Nov. 11, 2011, thus provides us with what today is called “a teachable moment,” a time to reflect on how many human lives have been sacrificed, and continue to be in the name of freedom for some and oppression for others.
Nat Turner’s was no isolated revolt. He was born only eight days before the hanging of Gabriel Prosser, whose revolt in Richmond was betrayed, in the same year (1800) that John Brown was born, and the year when Denmark Vesey, who would lead a revolt in South Carolina, purchased his freedom.
Slavery was violently enforced, but not passively accepted, and revolts like Turner’s were the violence that violence begat. Despite slave owners’ desperate attempts to keep them ignorant, black people were keenly aware of their condition.
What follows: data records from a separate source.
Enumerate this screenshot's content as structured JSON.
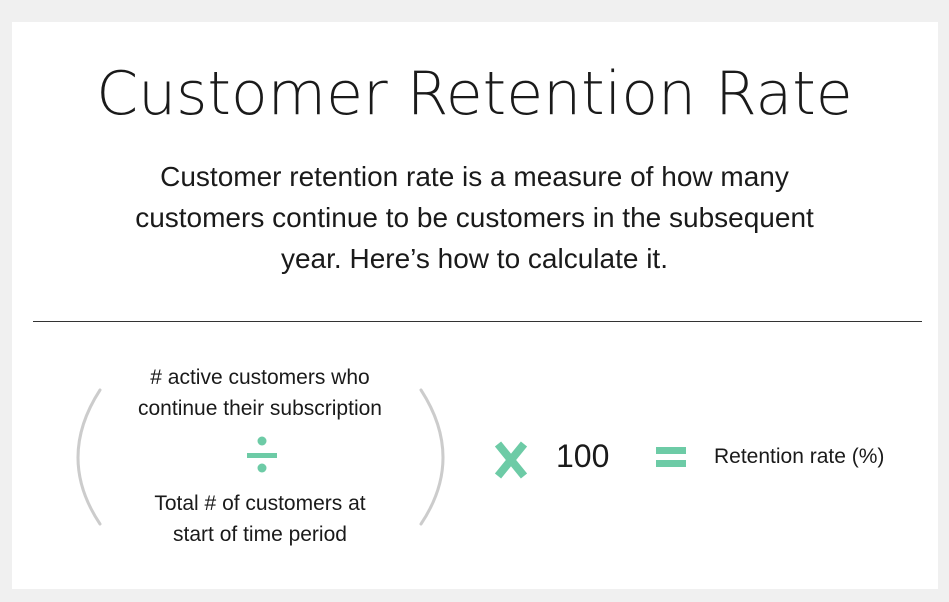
{
  "title": "Customer Retention Rate",
  "description": {
    "lines": [
      "Customer retention rate is a measure of how many",
      "customers continue to be customers in the subsequent",
      "year. Here’s how to calculate it."
    ]
  },
  "formula": {
    "numerator_lines": [
      "# active customers who",
      "continue their subscription"
    ],
    "denominator_lines": [
      "Total # of customers at",
      "start of time period"
    ],
    "multiplier": "100",
    "result_label": "Retention rate (%)",
    "operators": {
      "divide": "divide-icon",
      "multiply": "multiply-icon",
      "equals": "equals-icon"
    }
  },
  "colors": {
    "accent": "#6dcba6",
    "paren": "#cccccc",
    "text": "#1a1a1a"
  }
}
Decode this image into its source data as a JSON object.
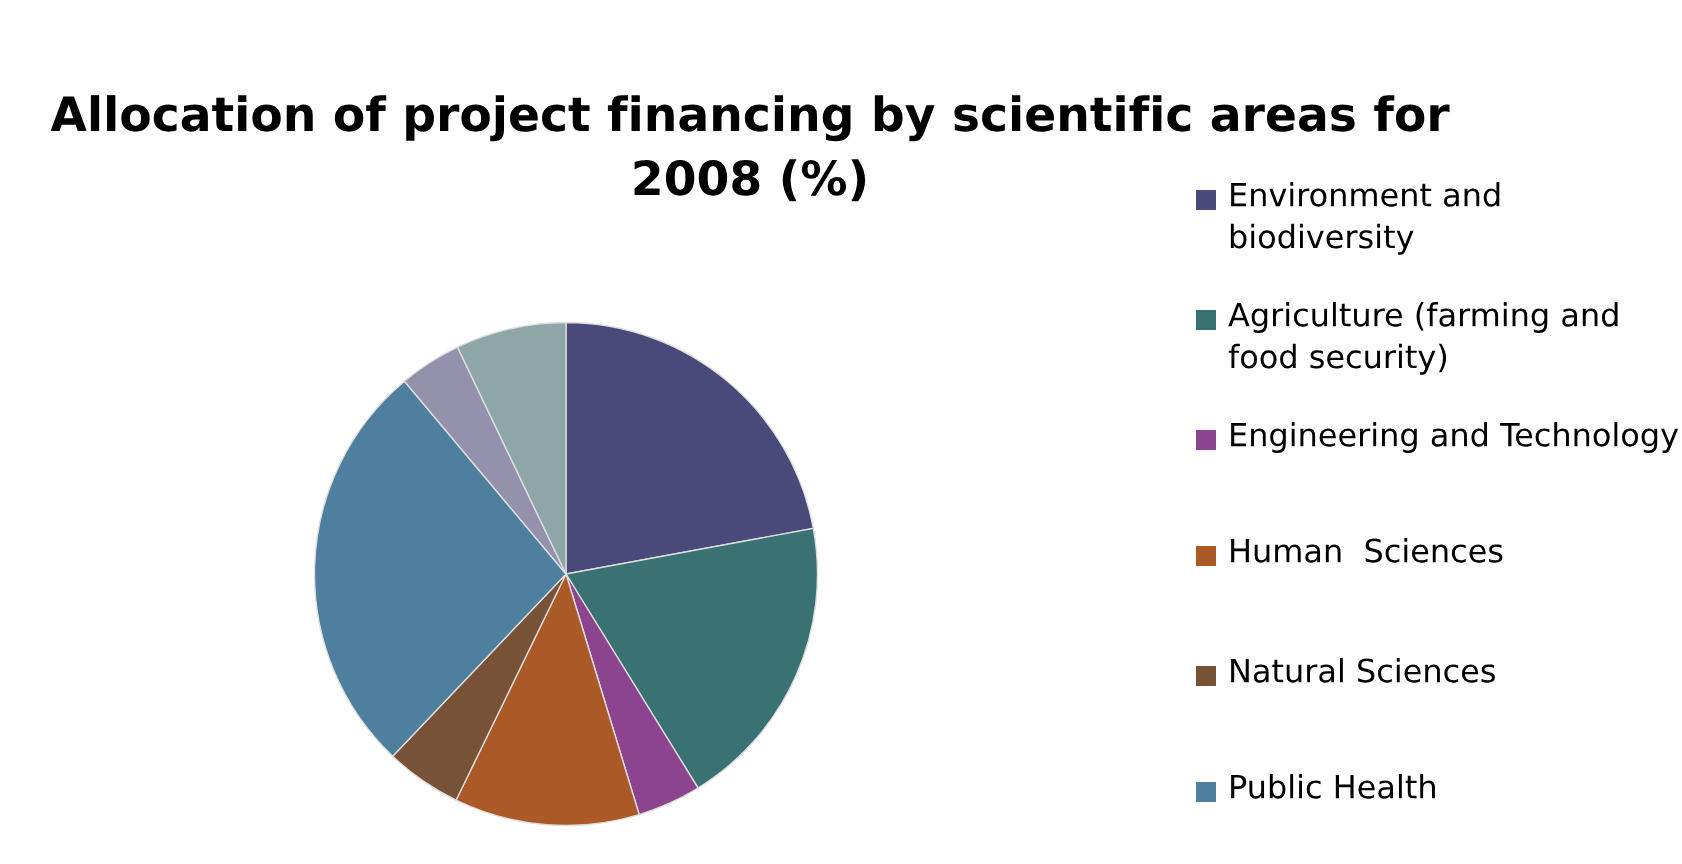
{
  "chart_data": {
    "type": "pie",
    "title": "Allocation of project financing by scientific areas for 2008 (%)",
    "categories": [
      "Environment and biodiversity",
      "Agriculture (farming and food security)",
      "Engineering and Technology",
      "Human  Sciences",
      "Natural Sciences",
      "Public Health",
      null,
      null
    ],
    "values": [
      22.1,
      19.1,
      4.1,
      11.9,
      4.9,
      26.8,
      4.0,
      7.1
    ],
    "colors": [
      "#4a4a7a",
      "#3a7274",
      "#8c448e",
      "#ab5a27",
      "#775236",
      "#4f7f9f",
      "#9391ab",
      "#8ea6a8"
    ],
    "legend": "right"
  }
}
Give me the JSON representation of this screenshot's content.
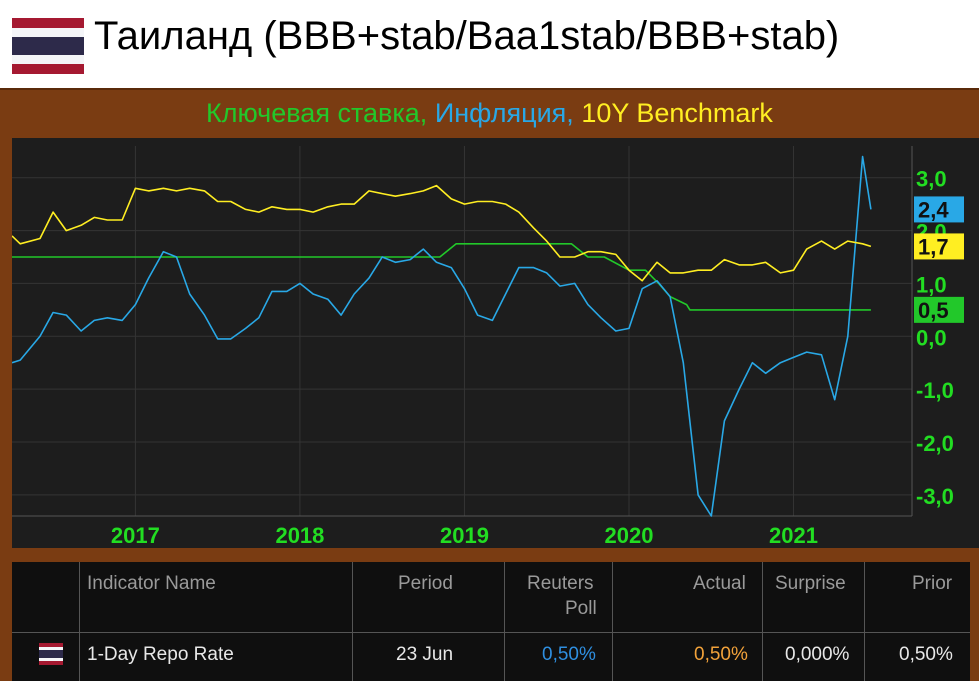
{
  "header": {
    "title": "Таиланд (BBB+stab/Baa1stab/BBB+stab)",
    "flag_colors": [
      "#a51931",
      "#f4f5f8",
      "#2d2a4a",
      "#f4f5f8",
      "#a51931"
    ]
  },
  "subtitle": {
    "part1": "Ключевая ставка,",
    "part2": "Инфляция,",
    "part3": "10Y Benchmark",
    "color1": "#22c82a",
    "color2": "#29a8e6",
    "color3": "#ffee22"
  },
  "chart_data": {
    "type": "line",
    "xlim": [
      2016.25,
      2021.72
    ],
    "ylim": [
      -3.4,
      3.6
    ],
    "x_ticks": [
      2017,
      2018,
      2019,
      2020,
      2021
    ],
    "x_tick_labels": [
      "2017",
      "2018",
      "2019",
      "2020",
      "2021"
    ],
    "y_ticks": [
      3.0,
      2.0,
      1.0,
      0.0,
      -1.0,
      -2.0,
      -3.0
    ],
    "y_tick_labels": [
      "3,0",
      "2,0",
      "1,0",
      "0,0",
      "-1,0",
      "-2,0",
      "-3,0"
    ],
    "series": [
      {
        "color": "#22c82a",
        "last_label": "0,5",
        "last_value": 0.5,
        "x": [
          2016.25,
          2018.85,
          2018.95,
          2019.65,
          2019.75,
          2019.85,
          2020.0,
          2020.1,
          2020.18,
          2020.25,
          2020.35,
          2020.37,
          2021.47
        ],
        "y": [
          1.5,
          1.5,
          1.75,
          1.75,
          1.5,
          1.5,
          1.25,
          1.25,
          1.0,
          0.75,
          0.6,
          0.5,
          0.5
        ]
      },
      {
        "color": "#29a8e6",
        "last_label": "2,4",
        "last_value": 2.4,
        "x": [
          2016.25,
          2016.3,
          2016.42,
          2016.5,
          2016.58,
          2016.67,
          2016.75,
          2016.83,
          2016.92,
          2017.0,
          2017.08,
          2017.17,
          2017.25,
          2017.33,
          2017.42,
          2017.5,
          2017.58,
          2017.67,
          2017.75,
          2017.83,
          2017.92,
          2018.0,
          2018.08,
          2018.17,
          2018.25,
          2018.33,
          2018.42,
          2018.5,
          2018.58,
          2018.67,
          2018.75,
          2018.83,
          2018.92,
          2019.0,
          2019.08,
          2019.17,
          2019.25,
          2019.33,
          2019.42,
          2019.5,
          2019.58,
          2019.67,
          2019.75,
          2019.83,
          2019.92,
          2020.0,
          2020.08,
          2020.17,
          2020.25,
          2020.33,
          2020.42,
          2020.5,
          2020.58,
          2020.67,
          2020.75,
          2020.83,
          2020.92,
          2021.0,
          2021.08,
          2021.17,
          2021.25,
          2021.33,
          2021.42
        ],
        "y": [
          -0.5,
          -0.45,
          0.0,
          0.45,
          0.4,
          0.1,
          0.3,
          0.35,
          0.3,
          0.6,
          1.1,
          1.6,
          1.5,
          0.8,
          0.4,
          -0.05,
          -0.05,
          0.15,
          0.35,
          0.85,
          0.85,
          1.0,
          0.8,
          0.7,
          0.4,
          0.8,
          1.1,
          1.5,
          1.4,
          1.45,
          1.65,
          1.4,
          1.3,
          0.9,
          0.4,
          0.3,
          0.8,
          1.3,
          1.3,
          1.2,
          0.95,
          1.0,
          0.6,
          0.35,
          0.1,
          0.15,
          0.9,
          1.05,
          0.75,
          -0.5,
          -3.0,
          -3.4,
          -1.6,
          -1.0,
          -0.5,
          -0.7,
          -0.5,
          -0.4,
          -0.3,
          -0.35,
          -1.2,
          0.0,
          3.4
        ],
        "x_tail": [
          2021.47
        ],
        "y_tail": [
          2.4
        ]
      },
      {
        "color": "#ffee22",
        "last_label": "1,7",
        "last_value": 1.7,
        "x": [
          2016.25,
          2016.3,
          2016.42,
          2016.5,
          2016.58,
          2016.67,
          2016.75,
          2016.83,
          2016.92,
          2017.0,
          2017.08,
          2017.17,
          2017.25,
          2017.33,
          2017.42,
          2017.5,
          2017.58,
          2017.67,
          2017.75,
          2017.83,
          2017.92,
          2018.0,
          2018.08,
          2018.17,
          2018.25,
          2018.33,
          2018.42,
          2018.5,
          2018.58,
          2018.67,
          2018.75,
          2018.83,
          2018.92,
          2019.0,
          2019.08,
          2019.17,
          2019.25,
          2019.33,
          2019.42,
          2019.5,
          2019.58,
          2019.67,
          2019.75,
          2019.83,
          2019.92,
          2020.0,
          2020.08,
          2020.17,
          2020.25,
          2020.33,
          2020.42,
          2020.5,
          2020.58,
          2020.67,
          2020.75,
          2020.83,
          2020.92,
          2021.0,
          2021.08,
          2021.17,
          2021.25,
          2021.33,
          2021.42,
          2021.47
        ],
        "y": [
          1.9,
          1.75,
          1.85,
          2.35,
          2.0,
          2.1,
          2.25,
          2.2,
          2.2,
          2.8,
          2.75,
          2.8,
          2.75,
          2.8,
          2.75,
          2.55,
          2.55,
          2.4,
          2.35,
          2.45,
          2.4,
          2.4,
          2.35,
          2.45,
          2.5,
          2.5,
          2.75,
          2.7,
          2.65,
          2.7,
          2.75,
          2.85,
          2.6,
          2.5,
          2.55,
          2.55,
          2.5,
          2.35,
          2.05,
          1.8,
          1.5,
          1.5,
          1.6,
          1.6,
          1.55,
          1.25,
          1.05,
          1.4,
          1.2,
          1.2,
          1.25,
          1.25,
          1.45,
          1.35,
          1.35,
          1.4,
          1.2,
          1.25,
          1.65,
          1.8,
          1.65,
          1.8,
          1.75,
          1.7
        ]
      }
    ]
  },
  "table": {
    "headers": {
      "indicator": "Indicator Name",
      "period": "Period",
      "poll_line1": "Reuters",
      "poll_line2": "Poll",
      "actual": "Actual",
      "surprise": "Surprise",
      "prior": "Prior"
    },
    "row": {
      "indicator": "1-Day Repo Rate",
      "period": "23 Jun",
      "poll": "0,50%",
      "actual": "0,50%",
      "surprise": "0,000%",
      "prior": "0,50%"
    },
    "poll_color": "#2f8fe0",
    "actual_color": "#f2a23a"
  }
}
Turner’s revolt occurred only two years after the publication of David Walker’s Appeal, for example.
This was the historical foundation of the struggles, and achievements, of black and other “minority” veterans, as well, which also must be recognized as we pay true tribute on Veterans Day on 11/11/11.
Not the least of local achievements to be recognized is the brave participation by returning sailors in the 1945 protest which led to the creation of Historic Virginia Key Beach Park, the establishment of model communities for “Colored” veterans like Richmond Heights and Bunche Park in 1949 or the defense of the Liberty Square neighborhood against white racists by black veterans in the area which would come to be known as “Little Korea,” among the many unheralded contributions that African-American veterans, who often had to “fight to fight,” rather than be relegated to menial tasks, during their military service, have made to their community and the nation.